I have kind of a foul confession to make. I love older men. Especially ones with salt and pepper hair. That in and of itself is not foul, especially cause older men looooove me too. But … there’s this guy I work with. He does some sort of IT/communication junk for one of the hospitals I work in. He works for some company the hospital group consults with or something, I dunno. These are mundane details. So he’s a nice looking man. I only met him a couple weeks ago when I needed a phone in my office (oh the simple pleasures). So a female co-worker who introduced me to him said, “Ya know … he’s single.” And I says, “Yeah? I like older men but … I think he’s old enough to be my father.”

So a couple weeks go by and I haven’t seen him and whatever, outta sight, outta mind. So I see him today and he has a huge smile on his face as he shouts down the hall, “HEY CALIFORNIA!” and I says, “HEY QUEENS!” I’ve always been a sucker for an accent and this man has a fabulous New York accent.

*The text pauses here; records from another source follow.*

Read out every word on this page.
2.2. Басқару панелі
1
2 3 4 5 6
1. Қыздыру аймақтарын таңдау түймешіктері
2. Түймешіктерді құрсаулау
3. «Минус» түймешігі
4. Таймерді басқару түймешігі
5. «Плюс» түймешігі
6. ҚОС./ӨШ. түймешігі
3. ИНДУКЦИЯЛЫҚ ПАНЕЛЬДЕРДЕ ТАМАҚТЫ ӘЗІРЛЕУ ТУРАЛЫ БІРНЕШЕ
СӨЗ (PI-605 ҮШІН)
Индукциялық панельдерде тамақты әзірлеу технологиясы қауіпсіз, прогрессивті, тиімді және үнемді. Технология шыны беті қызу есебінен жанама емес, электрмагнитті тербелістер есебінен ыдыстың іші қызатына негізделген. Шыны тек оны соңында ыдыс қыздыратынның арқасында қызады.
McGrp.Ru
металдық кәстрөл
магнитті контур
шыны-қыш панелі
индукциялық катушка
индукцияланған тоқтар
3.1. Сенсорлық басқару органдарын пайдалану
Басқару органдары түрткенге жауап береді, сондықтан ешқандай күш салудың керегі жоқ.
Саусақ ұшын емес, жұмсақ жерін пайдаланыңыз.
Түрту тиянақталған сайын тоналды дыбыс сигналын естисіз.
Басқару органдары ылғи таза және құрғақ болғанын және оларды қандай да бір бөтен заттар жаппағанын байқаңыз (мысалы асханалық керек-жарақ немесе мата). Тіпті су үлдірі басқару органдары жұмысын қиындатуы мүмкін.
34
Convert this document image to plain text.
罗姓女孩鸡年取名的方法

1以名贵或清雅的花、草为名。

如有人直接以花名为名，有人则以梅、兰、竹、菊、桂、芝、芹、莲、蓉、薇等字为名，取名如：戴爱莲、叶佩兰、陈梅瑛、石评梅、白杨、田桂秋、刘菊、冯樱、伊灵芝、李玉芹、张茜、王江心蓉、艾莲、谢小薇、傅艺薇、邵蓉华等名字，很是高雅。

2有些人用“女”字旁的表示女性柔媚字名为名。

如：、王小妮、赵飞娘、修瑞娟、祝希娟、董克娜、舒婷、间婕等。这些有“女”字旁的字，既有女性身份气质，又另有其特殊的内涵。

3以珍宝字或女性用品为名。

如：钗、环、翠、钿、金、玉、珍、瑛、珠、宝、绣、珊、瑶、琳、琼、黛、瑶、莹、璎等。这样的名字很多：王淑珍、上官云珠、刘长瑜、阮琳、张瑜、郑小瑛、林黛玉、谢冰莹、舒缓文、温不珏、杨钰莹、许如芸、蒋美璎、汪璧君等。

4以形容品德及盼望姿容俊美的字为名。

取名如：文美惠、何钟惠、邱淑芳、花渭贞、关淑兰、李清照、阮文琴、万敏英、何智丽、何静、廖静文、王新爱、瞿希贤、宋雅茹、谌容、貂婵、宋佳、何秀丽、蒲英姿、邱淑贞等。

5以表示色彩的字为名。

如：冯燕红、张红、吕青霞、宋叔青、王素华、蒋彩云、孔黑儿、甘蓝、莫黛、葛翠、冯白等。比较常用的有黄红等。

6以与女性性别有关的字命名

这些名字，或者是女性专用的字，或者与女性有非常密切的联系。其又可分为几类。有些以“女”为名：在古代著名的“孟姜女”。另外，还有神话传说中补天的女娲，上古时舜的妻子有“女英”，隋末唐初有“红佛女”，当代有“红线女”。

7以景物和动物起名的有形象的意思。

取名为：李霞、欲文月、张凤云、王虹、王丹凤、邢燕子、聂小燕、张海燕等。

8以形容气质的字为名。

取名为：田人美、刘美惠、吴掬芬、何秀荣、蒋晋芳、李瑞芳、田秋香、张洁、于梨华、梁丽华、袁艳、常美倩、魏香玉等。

And a salt and pepper goatee. God I love a goatee.

So I tell him I’m going to New York this weekend and more specifically, Coney Island tomorrow night. (I am prepared for it to be totally trashy, don’t worry). So he says, “You HAVE to have a Nathan’s dog!!” as I am standing in my office eating hummus with carrots and a handful of raspberries like a good girl. He continues, “Oh don’t give me that crap ….” as he can see a look of dismay on my face. I explain to him the Meatless Month and he ain’t havin’ any of it. So he goes on and on about the Nathan’s Dog. “C’mon, I hope you aren’t doing this to lose weight. You’re too young to worry about this shit. And look at you, you have a great shape!” (Old man translation = “you have a hot body”.)

So here I am sitting with a man in my office, whom I later find out IS ALMOST 59! Yes, he could be my father. But he’s so nice. And has nice brown skin. And a salt ‘n pepa goatee. Oh! And he’s Greek (like my beloved, MP). I am a sucker for those Greeks. But you know what this is really about? … how absolutely starved I am for male attention. I mean, I’m not getting on bars tops and shakin’ my money maker for attention. But an older man who is tempting me with meat is very hard to turn down.

(New Word Press editor note:  these posts don’t have dates on them.  WTF?)